A gente atribui esse ceticismo a uma onda. Em algum momento, isso vai desanuviar, isso vai passar, e o investidor público vai identificar essa resiliência.
A educação não vai acabar. Se a gente acreditar que a educação no Brasil vai retrair, então não tem como nós não assumirmos que tudo mais vai ficar menor. Toda economia depende da gente prover educação. Então não dá para assumir que um retrai e outro cresce.
MT: As ações da Cruzeiro caíram cerca de 18%, considerando o preço do IPO em R$ 14. Os papéis estão subvalorizados?

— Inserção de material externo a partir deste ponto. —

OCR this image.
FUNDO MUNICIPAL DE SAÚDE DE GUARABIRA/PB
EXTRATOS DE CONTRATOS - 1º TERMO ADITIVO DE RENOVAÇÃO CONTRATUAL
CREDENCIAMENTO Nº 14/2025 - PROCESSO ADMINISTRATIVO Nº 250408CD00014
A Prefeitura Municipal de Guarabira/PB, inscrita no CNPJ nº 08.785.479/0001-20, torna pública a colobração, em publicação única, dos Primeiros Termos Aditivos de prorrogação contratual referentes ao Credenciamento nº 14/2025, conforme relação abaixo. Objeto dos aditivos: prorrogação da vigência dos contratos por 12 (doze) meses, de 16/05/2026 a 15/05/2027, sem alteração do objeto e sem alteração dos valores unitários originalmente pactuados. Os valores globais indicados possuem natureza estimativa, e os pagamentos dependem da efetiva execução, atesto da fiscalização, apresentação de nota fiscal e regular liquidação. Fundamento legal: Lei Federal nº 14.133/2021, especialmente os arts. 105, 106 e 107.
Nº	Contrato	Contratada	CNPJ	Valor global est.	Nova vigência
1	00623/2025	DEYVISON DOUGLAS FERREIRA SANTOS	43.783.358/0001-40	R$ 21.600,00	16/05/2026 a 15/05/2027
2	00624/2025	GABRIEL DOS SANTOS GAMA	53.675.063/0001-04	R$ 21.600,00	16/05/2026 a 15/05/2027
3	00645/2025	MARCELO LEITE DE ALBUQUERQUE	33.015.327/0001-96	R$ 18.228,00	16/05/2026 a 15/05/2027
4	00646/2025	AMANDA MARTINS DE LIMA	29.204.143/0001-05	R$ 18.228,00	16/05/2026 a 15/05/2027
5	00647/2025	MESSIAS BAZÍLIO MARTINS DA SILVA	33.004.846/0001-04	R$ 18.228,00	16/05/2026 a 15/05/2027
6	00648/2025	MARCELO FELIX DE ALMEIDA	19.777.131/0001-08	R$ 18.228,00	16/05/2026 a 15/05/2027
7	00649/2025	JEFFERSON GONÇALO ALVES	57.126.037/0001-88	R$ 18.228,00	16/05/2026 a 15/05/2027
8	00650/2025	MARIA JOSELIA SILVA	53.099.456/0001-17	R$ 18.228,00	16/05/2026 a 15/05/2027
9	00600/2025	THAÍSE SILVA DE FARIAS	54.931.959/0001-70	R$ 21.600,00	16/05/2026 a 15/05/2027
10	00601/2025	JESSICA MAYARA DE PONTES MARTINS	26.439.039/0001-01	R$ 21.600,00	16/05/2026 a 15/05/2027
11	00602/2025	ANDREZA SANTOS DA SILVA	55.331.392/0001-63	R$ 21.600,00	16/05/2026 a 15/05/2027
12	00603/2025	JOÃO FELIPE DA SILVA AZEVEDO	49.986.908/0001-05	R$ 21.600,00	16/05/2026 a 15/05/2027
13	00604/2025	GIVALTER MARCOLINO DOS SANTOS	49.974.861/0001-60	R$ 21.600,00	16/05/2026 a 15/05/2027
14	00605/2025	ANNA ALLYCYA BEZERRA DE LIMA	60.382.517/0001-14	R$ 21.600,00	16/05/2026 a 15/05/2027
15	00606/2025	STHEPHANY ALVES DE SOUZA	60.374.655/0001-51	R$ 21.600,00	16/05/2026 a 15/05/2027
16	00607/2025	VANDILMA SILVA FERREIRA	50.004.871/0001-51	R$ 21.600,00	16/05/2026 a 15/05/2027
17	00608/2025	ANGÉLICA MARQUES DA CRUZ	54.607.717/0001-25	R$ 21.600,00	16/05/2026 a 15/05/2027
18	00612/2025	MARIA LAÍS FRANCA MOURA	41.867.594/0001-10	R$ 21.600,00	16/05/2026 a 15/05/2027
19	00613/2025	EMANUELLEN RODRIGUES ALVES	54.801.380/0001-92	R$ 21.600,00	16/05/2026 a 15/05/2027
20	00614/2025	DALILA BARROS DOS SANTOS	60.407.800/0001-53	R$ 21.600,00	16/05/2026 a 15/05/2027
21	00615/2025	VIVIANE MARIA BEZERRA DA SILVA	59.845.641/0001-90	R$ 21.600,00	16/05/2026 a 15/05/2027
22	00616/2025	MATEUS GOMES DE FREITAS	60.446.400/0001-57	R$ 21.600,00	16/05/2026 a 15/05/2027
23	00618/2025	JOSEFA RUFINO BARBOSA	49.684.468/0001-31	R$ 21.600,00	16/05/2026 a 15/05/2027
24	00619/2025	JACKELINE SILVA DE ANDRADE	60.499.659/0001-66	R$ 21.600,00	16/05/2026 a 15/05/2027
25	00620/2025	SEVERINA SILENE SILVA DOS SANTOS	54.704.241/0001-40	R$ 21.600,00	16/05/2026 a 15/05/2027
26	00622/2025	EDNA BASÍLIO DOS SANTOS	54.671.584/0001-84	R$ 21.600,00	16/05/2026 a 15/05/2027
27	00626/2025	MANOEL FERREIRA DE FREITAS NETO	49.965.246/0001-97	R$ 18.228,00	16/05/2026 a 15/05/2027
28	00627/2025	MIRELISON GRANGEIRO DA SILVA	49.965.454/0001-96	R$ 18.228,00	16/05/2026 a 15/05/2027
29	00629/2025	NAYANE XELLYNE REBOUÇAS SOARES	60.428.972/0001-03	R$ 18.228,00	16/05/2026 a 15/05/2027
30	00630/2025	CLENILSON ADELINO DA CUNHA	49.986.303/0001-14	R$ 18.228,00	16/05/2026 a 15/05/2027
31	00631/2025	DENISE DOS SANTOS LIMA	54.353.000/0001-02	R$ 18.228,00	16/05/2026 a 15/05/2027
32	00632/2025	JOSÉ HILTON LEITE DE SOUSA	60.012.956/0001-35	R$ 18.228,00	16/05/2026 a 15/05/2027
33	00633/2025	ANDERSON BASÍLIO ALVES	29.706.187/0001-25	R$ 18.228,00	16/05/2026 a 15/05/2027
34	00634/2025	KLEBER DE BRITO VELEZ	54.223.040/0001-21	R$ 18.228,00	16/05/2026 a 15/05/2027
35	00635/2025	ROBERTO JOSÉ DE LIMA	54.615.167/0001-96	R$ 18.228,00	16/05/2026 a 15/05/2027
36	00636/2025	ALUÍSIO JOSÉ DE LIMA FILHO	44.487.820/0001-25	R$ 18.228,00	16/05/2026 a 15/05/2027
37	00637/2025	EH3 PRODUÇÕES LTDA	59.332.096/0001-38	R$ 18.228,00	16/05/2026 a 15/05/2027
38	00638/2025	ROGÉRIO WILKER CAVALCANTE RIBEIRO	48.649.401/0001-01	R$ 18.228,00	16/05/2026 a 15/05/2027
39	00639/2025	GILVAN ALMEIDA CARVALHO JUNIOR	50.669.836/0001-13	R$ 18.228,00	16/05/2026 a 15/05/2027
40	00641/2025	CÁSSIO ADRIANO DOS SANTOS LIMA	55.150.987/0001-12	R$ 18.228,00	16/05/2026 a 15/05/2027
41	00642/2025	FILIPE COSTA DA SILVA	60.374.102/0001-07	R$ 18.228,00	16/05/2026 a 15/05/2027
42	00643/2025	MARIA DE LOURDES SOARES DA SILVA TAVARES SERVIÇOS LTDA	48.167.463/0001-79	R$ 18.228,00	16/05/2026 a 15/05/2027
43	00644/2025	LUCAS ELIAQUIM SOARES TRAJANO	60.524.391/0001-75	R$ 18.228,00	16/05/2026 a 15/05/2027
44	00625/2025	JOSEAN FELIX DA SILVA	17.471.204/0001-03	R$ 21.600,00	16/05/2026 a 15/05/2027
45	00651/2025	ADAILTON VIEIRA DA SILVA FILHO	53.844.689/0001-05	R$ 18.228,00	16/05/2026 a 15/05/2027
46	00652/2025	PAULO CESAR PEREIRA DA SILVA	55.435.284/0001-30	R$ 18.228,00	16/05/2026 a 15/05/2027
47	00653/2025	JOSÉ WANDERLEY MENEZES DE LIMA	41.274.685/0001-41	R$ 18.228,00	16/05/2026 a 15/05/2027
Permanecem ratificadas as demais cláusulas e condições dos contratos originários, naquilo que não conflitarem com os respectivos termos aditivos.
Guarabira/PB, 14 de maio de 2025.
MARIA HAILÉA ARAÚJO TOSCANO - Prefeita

Fábio Figueiredo: Sim. De novo, se você pegar as métricas do mercado público como P/VPA (Preço sobre Valor Patrimonial da Ação) e EV/Ebitda (utilizado para medir o valor da empresa), você vai ver que a indústria de educação no Brasil é a indústria mais barata da Bolsa.
É um setor resiliente e fundamental para o crescimento de todas as outras atividades. É difícil você conseguir explicar esse mau momento em termos de valores de depreciação das ações. Mas a gente considera que isso é passageiro, que o mercado é volátil no Brasil, que funciona com ciclos.
MT: O ensino a distância veio para ficar?
Fábio Figueiredo: Sim. Hoje em termos regulatórios, a regulação tem uma visão muito estática: ela considera ensino a distância e ensino presencial. Mas na prática essa divisão tende a ser muito mais tênue.
Em algum momento, talvez essa divisão regulatória vá desaparecer porque a gente enxerga que hoje existem ferramentas tecnológicas, existem plataformas que permitem qualquer tipo de entrega de conteúdo, seja no celular, seja por videoconferência, seja uma holografia. As tecnologias vão proporcionar formas muito diferentes e eficientes de entrega de conteúdo.
Porém, nós acreditamos que a experiência física no campus, no ambiente universitário, com a socialização, com compartilhamento de experiências fisicamente, grupo de amigos, grupos de trabalho, isso nunca vai desaparecer.
O ser humano não vai passar a vida dele na frente de um computador. Para tudo tem espaço. Acho que essa divisão será menos tênue, mas ela vai comportar desde o aluno que quer ficar sempre na frente do computador, mas também aquele ensino tradicional – quando eu falo tradicional é experiência dentro do campus e não a forma como é a dinâmica dentro da sala de aula. Vai ter mercado e oferta para tudo.